Despite Clinton’s sinking favorability rating, she continues to lead the Democratic horserace by a wide margin.

She’s the top choice of 59 percent of national Democratic primary voters, while 25 percent pick Sen. Bernie Sanders, I-Vt. They’re followed by former Sen. Jim Webb, D-Va., and former Maryland Gov. Martin O’Malley, who are tied at 3 percent each.

That margin, however, is smaller than her 60-point national advantage over Sanders a month ago, 75 percent to 15 percent.

If these poll findings persist (and they can change dramatically in over a year), they could indicate problems for Clinton in the general election. Democrats have hoped that any loss in support Clinton receives from the Obama coalition will be made up by more women voters backing Clinton. Now this poll shows a drop in Clinton’s support among white women.

In June, 44% of white women had a favorable view of Mrs. Clinton, compared to 43% who didn’t. In July, those numbers moved in the wrong direction for Mrs. Clinton: Only 34% of white women saw her in a positive light, compared to 53% who had a negative impression of her, the poll found.

Mr. Obama fared poorly with white women voters in the 2012 election, losing them to Republican challenger Mitt Romney by 14 points.

For Team Clinton, the latest poll numbers are a worrisome development. Mrs. Clinton is unlikely to match the African-American turnout that propelled Mr. Obama to two presidential victories, so she has to make up the difference somewhere else. Women eager to see a woman in the White House is a logical group to target. 

Support for Bernie Sanders has increased as support for Clinton has dropped, but some Democrats are searching for another alternative, with multiple stories about Joe Biden possibly running the last few days. Other names also come up occasionally, such as Starbucks CEO Howard Schultz:

The 62-year-old CEO has been urged by supporters to join the Democratic primary, with friends “thinking the time is right for someone who’s not a political lifer,” according to Maureen Dowd’s latest New York Times column. The idea, Dowd postulates, could “be a tempting proposition” for Schultz, and offers a worthy party back-up to Clinton should something unforeseen happen to her candidacy…

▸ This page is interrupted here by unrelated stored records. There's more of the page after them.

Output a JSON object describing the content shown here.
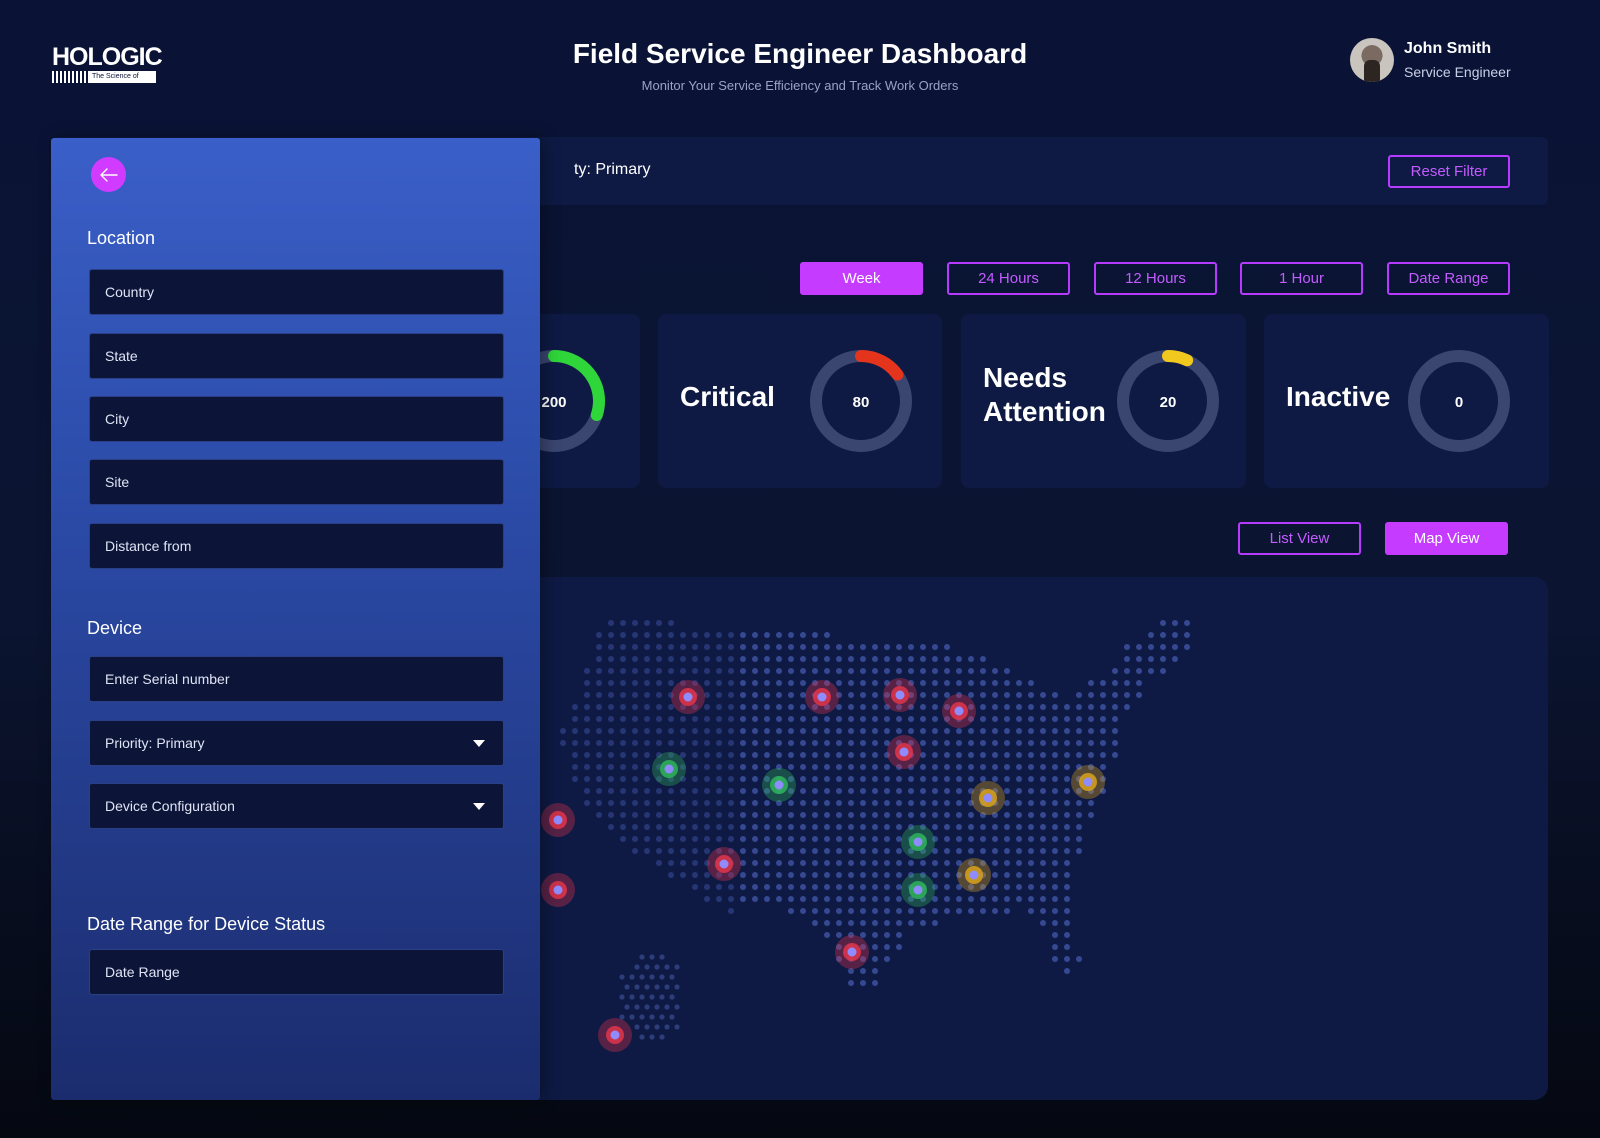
{
  "header": {
    "logo_text": "HOLOGIC",
    "logo_tagline": "The Science of Sure",
    "title": "Field Service Engineer Dashboard",
    "subtitle": "Monitor Your Service Efficiency and Track Work Orders"
  },
  "user": {
    "name": "John Smith",
    "role": "Service Engineer"
  },
  "filter_bar": {
    "applied_filter_text": "ty: Primary",
    "reset_label": "Reset Filter"
  },
  "time_filters": [
    {
      "label": "Week",
      "active": true
    },
    {
      "label": "24 Hours",
      "active": false
    },
    {
      "label": "12 Hours",
      "active": false
    },
    {
      "label": "1 Hour",
      "active": false
    },
    {
      "label": "Date Range",
      "active": false
    }
  ],
  "status_cards": [
    {
      "label": "",
      "value": "200",
      "fraction": 0.3,
      "color": "#2fd63a"
    },
    {
      "label": "Critical",
      "value": "80",
      "fraction": 0.15,
      "color": "#e4341c"
    },
    {
      "label": "Needs Attention",
      "value": "20",
      "fraction": 0.07,
      "color": "#f0c81e"
    },
    {
      "label": "Inactive",
      "value": "0",
      "fraction": 0,
      "color": "#f0c81e"
    }
  ],
  "view_toggle": {
    "list_label": "List View",
    "map_label": "Map View",
    "active": "map"
  },
  "map": {
    "marker_colors": {
      "critical": "#e0354a",
      "normal": "#2fb35a",
      "attention": "#d9a21c",
      "core": "#8f8cff"
    },
    "markers_by_status": {
      "critical": 11,
      "normal": 4,
      "attention": 3
    }
  },
  "drawer": {
    "back_icon": "arrow-left-icon",
    "location_title": "Location",
    "location_fields": [
      "Country",
      "State",
      "City",
      "Site",
      "Distance from"
    ],
    "device_title": "Device",
    "serial_placeholder": "Enter Serial number",
    "priority_select": "Priority: Primary",
    "config_select": "Device Configuration",
    "date_title": "Date Range for Device Status",
    "date_field": "Date Range"
  }
}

It would mark a shift for Schultz if he does enter the presidential ring. In an interview with Time in February, Schultz was adamant that he would not run for President in 2016: “I don’t think that is a solution. I don’t think it ends well,” he said in the story. He threw a cautious endorsement of Clinton, saying he was content to “see what Hillary does.”

Schultz has long been vocal about the role of government and its failure in addressing the nation’s pressing issues. In 2013, Schultz started a Starbucks-led petition to end the government shutdown, and delivered more than 2 million signatures to the White House in their “Come Together” campaign. While promoting his book For Love of Country, Schultz talked about the lack of leadership from the U.S. government and politicians: “The country is longing for leadership and for truth with a capital T,” he told Dowd in a New York Times story.

The current success of Donald Trump in the Republican race raises the questions if an outsider such as Schultz could receive comparable support in the Democratic race. On the other hand, the Democrats might already have a potentially successful outsider in Bernie Sanders. Sanders has many of the benefits of an outsider, while also could be seen as a credible candidate for president after having served in Congress for twenty-five years, with a record including opposition to the Iraq war and the Patriot Act. Despite Clinton’s (diminishing) lead nationally,  Sanders is now in a statistical tie with Hillary Clinton in New Hampshire. Victories in both Iowa and New Hampshire might quickly put an end to Clinton’s lead in the national polls.